Covariance of two distribution functions

$\displaystyle Cov(X,Y) = E[(X-\mu_x)(Y-\mu_Y)] = E[XY] - E[X]E[Y]$

*Note: if $X$ and $Y$ are independent, $Cov(X,Y)=0$

Correlation coefficient $\rho_{XY}$

$\displaystyle \rho_{XY} = \frac{Cov(X,Y)}{\sigma_X\sigma_Y}$

All of the above definitions should be memorized.  Some things that might be tested in the exam are:

• Given a particular distribution function, what happens to skewness or kurtosis in the limit of a certain parameter?
• What is the expected value, variance, skewness, kurtosis of a given distribution function?
• What is the covariance or correlation coefficient of two distribution functions?

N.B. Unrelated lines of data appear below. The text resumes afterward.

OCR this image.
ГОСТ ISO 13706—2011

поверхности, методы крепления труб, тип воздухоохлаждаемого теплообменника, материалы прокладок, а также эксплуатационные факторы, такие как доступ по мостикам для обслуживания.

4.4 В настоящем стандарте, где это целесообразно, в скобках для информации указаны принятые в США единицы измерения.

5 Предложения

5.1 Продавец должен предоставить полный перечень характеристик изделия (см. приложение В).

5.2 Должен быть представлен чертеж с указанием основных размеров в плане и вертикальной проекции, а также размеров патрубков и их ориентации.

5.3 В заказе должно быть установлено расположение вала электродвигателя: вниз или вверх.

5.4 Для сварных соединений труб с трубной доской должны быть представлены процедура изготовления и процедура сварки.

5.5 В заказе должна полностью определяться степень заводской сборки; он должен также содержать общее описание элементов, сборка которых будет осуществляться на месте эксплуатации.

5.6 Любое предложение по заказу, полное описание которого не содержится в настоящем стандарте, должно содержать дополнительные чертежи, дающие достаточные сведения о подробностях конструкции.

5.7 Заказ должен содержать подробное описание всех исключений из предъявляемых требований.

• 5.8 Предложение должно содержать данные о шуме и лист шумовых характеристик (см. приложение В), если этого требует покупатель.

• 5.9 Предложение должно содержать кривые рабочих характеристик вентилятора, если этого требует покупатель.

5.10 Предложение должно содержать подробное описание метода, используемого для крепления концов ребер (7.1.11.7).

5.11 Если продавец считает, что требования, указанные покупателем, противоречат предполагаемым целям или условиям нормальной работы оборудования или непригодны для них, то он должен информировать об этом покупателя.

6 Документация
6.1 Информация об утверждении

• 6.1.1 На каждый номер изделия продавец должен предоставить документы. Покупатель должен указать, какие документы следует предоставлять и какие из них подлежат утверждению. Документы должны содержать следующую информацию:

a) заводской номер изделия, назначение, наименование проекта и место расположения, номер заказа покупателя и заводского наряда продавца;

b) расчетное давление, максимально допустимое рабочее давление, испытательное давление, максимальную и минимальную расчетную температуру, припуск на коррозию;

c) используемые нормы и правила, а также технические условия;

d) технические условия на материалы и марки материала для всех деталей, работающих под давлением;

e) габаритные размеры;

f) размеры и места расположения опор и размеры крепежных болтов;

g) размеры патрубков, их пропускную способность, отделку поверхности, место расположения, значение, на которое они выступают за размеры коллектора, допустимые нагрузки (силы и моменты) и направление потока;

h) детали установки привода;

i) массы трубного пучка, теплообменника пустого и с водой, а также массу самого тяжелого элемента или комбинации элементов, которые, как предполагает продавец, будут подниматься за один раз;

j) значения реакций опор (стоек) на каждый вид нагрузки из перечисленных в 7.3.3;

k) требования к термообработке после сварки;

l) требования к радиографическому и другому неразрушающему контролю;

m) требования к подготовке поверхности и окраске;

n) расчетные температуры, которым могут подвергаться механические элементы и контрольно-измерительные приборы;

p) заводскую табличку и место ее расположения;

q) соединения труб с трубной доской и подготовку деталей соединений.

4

Central moments can be calculated using raw moments.  Know how to calculate raw moments using the statistics function on the calculator.  This can be a useful timesaver in the exam.  Using alternating positive and negative binomial coefficients, write an expression for $\mu_n$ with $\mu'$ and $\mu$ as the two binomial terms.

Example:

$\mu_4 = \mu'_4 - 4\mu'_3\mu + 6\mu'_2\mu^2 - 4\mu'_1\mu^3 + \mu^4$

Since $\mu'_1 = \mu$, the two terms on the end simplify to $-3\mu^4$.  The result is

$\mu_4 = \mu'_4 - 4\mu'_3\mu + 6\mu'_2\mu^2 - 3\mu^4$

Moment Generating Function:

If the moment generating function $M(t)$ is known for random variable $X$, it’s nth raw moment can be found by taking the nth derivative of $M(t)$ and evaluating at 0.  Moment generating functions take the form:

$M(t) = \displaystyle E[e^{tx}]$

If $Z = X +Y$, then $M_Z(t) = M_X(t)\cdot M_Y(t)$.